The Empiricist Strikes Back
The Washington Post had a story yesterday about the Department of Education's look at how student loan servicers deal with the Servicemembers Civil Relief Act and its protection to members of the Armed Forces. Senator Elizabeth Warren is drawing on her years of empirical research to question the methodology and the resulting conclusions of the study. (In a warning strike for the Empiricist, Senator Warren and some colleagues asked just why it was taking a large government agency well over a year to conduct a study--a credible claim from someone who conducted several large empirical studies, largely with the help of a few research assistants.)
As a professor, Warren conducted several large empirical studies, each gathering hundreds of variables on a sample of more than 1,000 families in bankruptcy. She is miffed that the Department of Education only conducted a detailed review of 55 cases (out of a universe of 20,000). A prior DOJ investigation concluded that 60,000 servicemembers paid too much interest on their student loans, resulting in a $97 million settlement with Sallie Mae and its former subsidiary Navient. Yet, the Department of Education apparently uses a very different legal standard for determining compliance with Servicemembers Civil Relief Act than the Department of Justice. Not surprisingly, with a tiny sample and a narrow analysis, the Department of Education concluded all was well and good.
But as Senator Warren well understands as an empirical researcher, what you find depends on where your look--and if you have your eyes open!

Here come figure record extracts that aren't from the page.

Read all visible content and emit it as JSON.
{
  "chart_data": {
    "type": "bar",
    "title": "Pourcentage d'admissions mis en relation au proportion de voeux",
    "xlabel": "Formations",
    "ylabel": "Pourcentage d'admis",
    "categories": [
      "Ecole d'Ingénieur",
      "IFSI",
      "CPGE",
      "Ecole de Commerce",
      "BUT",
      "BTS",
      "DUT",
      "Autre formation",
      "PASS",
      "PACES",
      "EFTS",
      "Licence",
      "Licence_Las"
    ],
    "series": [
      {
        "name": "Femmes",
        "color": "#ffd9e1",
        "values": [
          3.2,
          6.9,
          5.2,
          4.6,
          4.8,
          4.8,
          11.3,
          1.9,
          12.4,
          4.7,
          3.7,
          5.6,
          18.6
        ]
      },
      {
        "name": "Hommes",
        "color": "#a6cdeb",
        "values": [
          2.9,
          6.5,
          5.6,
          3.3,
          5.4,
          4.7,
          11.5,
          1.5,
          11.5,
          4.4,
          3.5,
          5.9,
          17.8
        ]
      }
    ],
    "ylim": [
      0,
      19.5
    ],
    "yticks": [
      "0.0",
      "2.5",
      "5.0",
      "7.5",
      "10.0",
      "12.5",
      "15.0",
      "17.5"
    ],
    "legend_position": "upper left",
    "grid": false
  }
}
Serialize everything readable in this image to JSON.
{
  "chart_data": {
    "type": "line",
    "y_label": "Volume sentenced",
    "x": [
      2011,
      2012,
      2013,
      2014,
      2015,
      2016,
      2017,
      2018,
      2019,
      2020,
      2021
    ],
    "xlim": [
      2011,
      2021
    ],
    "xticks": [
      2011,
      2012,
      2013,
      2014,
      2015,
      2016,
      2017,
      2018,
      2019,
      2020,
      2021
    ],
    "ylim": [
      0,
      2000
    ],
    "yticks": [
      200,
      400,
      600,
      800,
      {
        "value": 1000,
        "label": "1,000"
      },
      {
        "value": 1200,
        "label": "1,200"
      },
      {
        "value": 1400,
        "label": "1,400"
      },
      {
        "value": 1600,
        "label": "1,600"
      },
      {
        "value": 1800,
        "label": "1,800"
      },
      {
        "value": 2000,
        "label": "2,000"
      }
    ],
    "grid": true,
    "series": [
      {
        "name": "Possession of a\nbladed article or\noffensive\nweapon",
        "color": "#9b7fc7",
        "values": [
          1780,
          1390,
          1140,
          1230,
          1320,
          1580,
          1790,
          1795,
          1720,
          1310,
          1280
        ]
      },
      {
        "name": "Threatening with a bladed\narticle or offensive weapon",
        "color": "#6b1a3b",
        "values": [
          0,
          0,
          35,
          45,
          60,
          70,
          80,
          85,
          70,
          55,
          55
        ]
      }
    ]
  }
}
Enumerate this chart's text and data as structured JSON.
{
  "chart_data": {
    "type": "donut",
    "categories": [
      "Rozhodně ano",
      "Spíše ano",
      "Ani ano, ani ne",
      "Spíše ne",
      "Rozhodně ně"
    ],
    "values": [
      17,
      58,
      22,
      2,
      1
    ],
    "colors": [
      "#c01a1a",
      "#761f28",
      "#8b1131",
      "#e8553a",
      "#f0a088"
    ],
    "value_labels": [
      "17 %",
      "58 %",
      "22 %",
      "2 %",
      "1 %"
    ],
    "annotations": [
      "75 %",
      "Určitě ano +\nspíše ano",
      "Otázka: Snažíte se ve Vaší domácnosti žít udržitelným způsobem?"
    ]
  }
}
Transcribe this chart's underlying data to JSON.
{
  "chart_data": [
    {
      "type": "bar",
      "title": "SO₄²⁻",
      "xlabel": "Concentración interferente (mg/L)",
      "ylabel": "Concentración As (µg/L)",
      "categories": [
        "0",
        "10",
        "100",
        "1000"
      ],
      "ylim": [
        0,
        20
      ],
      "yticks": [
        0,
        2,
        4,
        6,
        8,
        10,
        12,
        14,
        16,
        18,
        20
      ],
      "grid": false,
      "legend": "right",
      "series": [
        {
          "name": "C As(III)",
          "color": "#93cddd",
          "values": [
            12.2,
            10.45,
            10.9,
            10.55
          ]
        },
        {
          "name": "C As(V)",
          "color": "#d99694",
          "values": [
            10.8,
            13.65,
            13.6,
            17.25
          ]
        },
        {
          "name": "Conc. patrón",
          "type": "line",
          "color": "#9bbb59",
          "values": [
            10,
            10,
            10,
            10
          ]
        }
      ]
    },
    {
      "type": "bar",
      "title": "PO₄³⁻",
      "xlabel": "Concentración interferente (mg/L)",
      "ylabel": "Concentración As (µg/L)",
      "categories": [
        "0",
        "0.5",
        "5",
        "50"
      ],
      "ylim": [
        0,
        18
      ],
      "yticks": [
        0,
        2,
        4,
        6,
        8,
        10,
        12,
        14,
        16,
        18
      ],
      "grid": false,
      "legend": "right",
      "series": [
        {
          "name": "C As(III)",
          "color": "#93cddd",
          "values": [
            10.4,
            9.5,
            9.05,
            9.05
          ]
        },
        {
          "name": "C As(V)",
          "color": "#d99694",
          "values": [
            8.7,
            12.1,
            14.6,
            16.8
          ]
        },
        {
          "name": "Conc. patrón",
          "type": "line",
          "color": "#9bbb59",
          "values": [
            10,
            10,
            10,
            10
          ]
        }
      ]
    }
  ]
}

Her staff report details other concerns in a report , which reads more like something you'd find on SSRN or in a social science journal than the typical sound-bites of Washington press releases. Senator Warren had to defend her research methodology and findings, and she always rose to the occasion. Having an Empiricist in Congress means you can expect someone reading your report, not accepting the conclusions. Senator Warren is bringing her research acumen to the government's work--where like in the scholarly world, there are not-so-good studies and good studies. Our servicemembers deserve a hard look at whether their legal rights are being protected, while they are protecting our rights.
The problem with an empirical argument is that in order to win, your opponent must be operating in a fact-based universe. Neither the Disloyal Opposition nor a significant number of agencies are.